Water the garden to provide a uniform moisture supply to the crop. The garden should be watered in the morning so that the foliage is dry before dark. Water the garden sufficiently to moisten the soil to a depth of 6 inches. Light sprinklings will encourage shallow rooting of the plants. Spinach requires a uniform supply of moisture to produce a high-quality crop.

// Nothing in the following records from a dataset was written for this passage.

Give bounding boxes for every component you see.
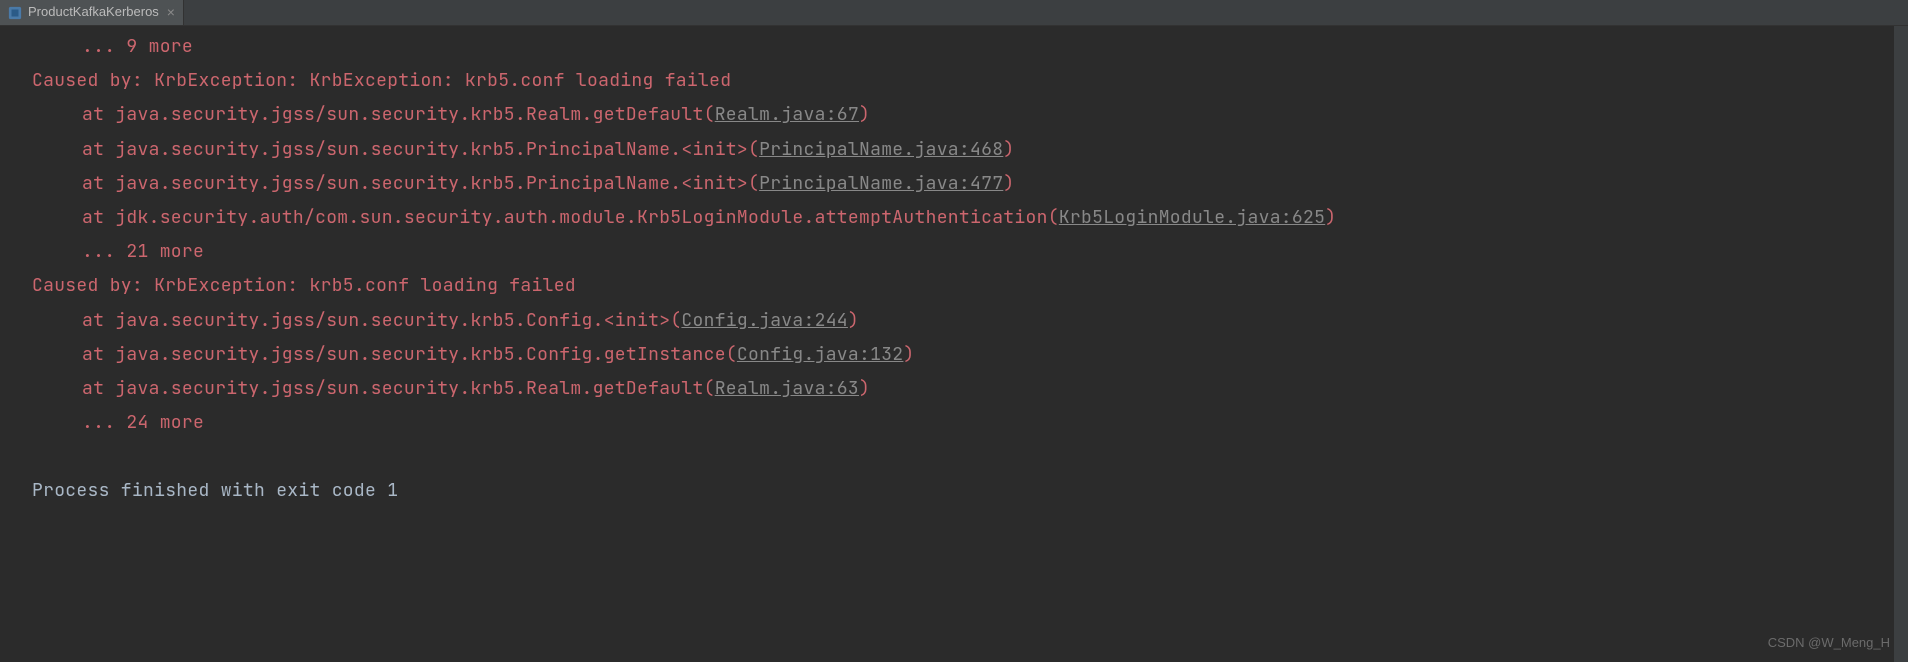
console-line: ... 9 more — [10, 30, 1908, 64]
source-link[interactable]: Realm.java:67 — [715, 103, 859, 126]
scrollbar-vertical[interactable] — [1894, 26, 1908, 662]
stack-prefix: at java.security.jgss/sun.security.krb5.… — [82, 377, 715, 400]
stack-suffix: ) — [848, 309, 859, 332]
stack-prefix: at jdk.security.auth/com.sun.security.au… — [82, 206, 1059, 229]
stack-suffix: ) — [1003, 138, 1014, 161]
console-line: Caused by: KrbException: krb5.conf loadi… — [10, 269, 1908, 303]
watermark: CSDN @W_Meng_H — [1768, 631, 1890, 656]
console-line: ... 24 more — [10, 406, 1908, 440]
console-line: ... 21 more — [10, 235, 1908, 269]
error-text: ... 24 more — [82, 411, 204, 434]
console-line: at java.security.jgss/sun.security.krb5.… — [10, 167, 1908, 201]
source-link[interactable]: PrincipalName.java:477 — [759, 172, 1003, 195]
error-text: Caused by: KrbException: krb5.conf loadi… — [32, 274, 576, 297]
stack-suffix: ) — [859, 377, 870, 400]
console-line — [10, 440, 1908, 474]
error-text: Caused by: KrbException: KrbException: k… — [32, 69, 731, 92]
stack-suffix: ) — [1003, 172, 1014, 195]
console-line: at jdk.security.auth/com.sun.security.au… — [10, 201, 1908, 235]
tab-bar: ProductKafkaKerberos × — [0, 0, 1908, 26]
source-link[interactable]: PrincipalName.java:468 — [759, 138, 1003, 161]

Control weeds in the planting with shallow cultivation. Do not cultivate deeply because this will damage roots. Do not move soil toward the plants because spinach leaves that are covered by soil will rot rapidly.
Harvest & Storage
Spinach should be ready to harvest in about 37 to 45 days after planting. Harvest dark green, tender leaves that are 3 to 6 inches long by picking individual leaves or cutting leaves. Start by picking the outer leaves and harvest the newer leaves as they reach the desired size. Remove the petioles (leaf stems) if they are too large and fibrous. Rinse the spinach by using paper towels or a salad spinner. Store spinach in plastic bags in the refrigerator.
Insects that may be a problem in growing spinach are aphids, cutworms, cabbage loopers, corn earworms and diamondback moth caterpillars. Aphids are a major problem because they transmit viruses to the plants.
The primary disease problems with this crop are downy mildew, white rust and seedling damping-off.